Consider Sagan's description of the Earth as "a mote of dust suspended in a sunbeam" as seen in the http://visibleearth.nasa.gov/view_rec.php?vev1id=1947 image by Voyager 1. The image caption mentions scattered sunlight, i.e. Sagan's sunbeam. Was that light scattered within the probe's imaging system or somewhere else, such as by dust in other parts of the Solar System?
Paolo Amoroso
Imaging subsystem artifacts. When looking very near the sun, all kinds of undesirable effects like diffraction, scattering and internal reflections occur.
Take for example Cassini. Its wide angle camera shares the same optics as the Voyagers WAC and it's notorious for scattered light artifacts. Here's a http://farm2.static.flickr.com/1420/1140666791_bd8b41c280_o.gif between what and how Cassini's cameras see things at high phase angles. Note the scattered and colorful "sunbeams" in the wide angle view.
As with Cassini, Voyager narrow angle cameras had better performance at very high phase angles, but they too had a limit.
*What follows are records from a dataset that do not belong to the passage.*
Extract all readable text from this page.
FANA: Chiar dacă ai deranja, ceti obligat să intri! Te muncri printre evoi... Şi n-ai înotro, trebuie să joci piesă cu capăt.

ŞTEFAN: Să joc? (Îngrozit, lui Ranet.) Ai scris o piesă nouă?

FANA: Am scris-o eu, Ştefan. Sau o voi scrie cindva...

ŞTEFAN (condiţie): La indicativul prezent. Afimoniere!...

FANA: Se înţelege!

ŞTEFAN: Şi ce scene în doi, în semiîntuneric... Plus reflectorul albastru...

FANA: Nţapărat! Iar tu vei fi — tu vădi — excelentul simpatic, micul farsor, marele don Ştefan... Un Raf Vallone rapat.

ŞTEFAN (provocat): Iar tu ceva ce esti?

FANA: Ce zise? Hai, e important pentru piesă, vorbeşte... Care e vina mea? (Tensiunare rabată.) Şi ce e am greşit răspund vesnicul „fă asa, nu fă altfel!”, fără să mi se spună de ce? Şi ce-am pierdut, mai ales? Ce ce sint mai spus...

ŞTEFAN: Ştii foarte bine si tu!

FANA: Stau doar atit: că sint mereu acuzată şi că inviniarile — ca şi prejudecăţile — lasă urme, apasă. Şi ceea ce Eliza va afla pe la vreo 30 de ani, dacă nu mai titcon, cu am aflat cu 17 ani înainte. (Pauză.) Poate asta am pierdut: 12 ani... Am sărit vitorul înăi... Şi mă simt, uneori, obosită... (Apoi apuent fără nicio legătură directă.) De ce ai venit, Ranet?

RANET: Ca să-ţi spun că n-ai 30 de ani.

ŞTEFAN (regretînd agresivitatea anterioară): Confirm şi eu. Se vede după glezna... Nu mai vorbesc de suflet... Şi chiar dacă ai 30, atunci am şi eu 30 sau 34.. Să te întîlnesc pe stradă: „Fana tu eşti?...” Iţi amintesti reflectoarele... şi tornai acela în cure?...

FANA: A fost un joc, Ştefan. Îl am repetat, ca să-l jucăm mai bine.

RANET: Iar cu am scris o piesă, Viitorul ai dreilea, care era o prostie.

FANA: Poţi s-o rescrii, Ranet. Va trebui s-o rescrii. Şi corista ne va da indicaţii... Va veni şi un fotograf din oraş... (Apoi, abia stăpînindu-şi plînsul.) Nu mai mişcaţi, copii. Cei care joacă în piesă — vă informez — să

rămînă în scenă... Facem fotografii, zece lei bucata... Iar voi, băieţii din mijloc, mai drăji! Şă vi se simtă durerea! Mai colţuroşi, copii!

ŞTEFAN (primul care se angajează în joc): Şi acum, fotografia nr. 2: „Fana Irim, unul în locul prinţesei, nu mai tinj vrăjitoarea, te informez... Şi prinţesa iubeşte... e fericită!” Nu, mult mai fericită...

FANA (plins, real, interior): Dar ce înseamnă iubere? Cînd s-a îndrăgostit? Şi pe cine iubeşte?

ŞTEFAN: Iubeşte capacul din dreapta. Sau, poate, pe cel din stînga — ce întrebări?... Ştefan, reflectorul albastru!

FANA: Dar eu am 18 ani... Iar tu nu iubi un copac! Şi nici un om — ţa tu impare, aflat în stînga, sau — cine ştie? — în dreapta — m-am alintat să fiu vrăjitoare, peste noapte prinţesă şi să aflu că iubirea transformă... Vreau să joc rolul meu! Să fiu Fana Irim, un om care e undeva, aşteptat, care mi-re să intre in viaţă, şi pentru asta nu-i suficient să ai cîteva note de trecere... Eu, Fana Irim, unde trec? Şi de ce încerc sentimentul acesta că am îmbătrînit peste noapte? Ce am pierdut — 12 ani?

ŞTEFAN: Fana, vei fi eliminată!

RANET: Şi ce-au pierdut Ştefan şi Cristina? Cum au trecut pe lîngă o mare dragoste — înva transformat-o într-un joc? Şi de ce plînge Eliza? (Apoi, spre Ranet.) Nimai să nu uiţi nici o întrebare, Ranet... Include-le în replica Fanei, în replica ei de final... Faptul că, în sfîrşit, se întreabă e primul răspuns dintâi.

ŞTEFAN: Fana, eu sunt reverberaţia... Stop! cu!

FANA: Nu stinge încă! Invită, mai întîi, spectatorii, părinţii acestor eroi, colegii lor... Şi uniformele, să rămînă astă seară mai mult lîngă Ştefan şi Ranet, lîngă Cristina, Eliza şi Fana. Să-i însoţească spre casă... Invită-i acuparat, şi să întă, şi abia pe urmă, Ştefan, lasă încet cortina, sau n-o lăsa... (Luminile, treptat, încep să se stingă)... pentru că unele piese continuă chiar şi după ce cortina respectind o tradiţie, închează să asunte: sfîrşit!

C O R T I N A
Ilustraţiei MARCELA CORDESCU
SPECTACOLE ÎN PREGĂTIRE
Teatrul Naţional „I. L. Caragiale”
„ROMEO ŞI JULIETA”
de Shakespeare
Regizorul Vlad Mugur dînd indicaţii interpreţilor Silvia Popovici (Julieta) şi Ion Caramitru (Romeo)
At the time that famous image was taken, Earth was located pretty close to the Sun so even the narrow angle suffered some diffracted sunlight.
Wide-angle cameras are generally meant to provide context for narrow-angle shots and as such they aren't the workhorse camera on a spacecraft. Accordingly, less stringent design requirements are placed on them, such as wider point spread functions are allowed, narrower spectral sensitivity, less sun shielding (in this case, probably due to mass constraints) etc.
Hallo Paolo, I think we know each other...
(for the other UMSFers, we really know each other!)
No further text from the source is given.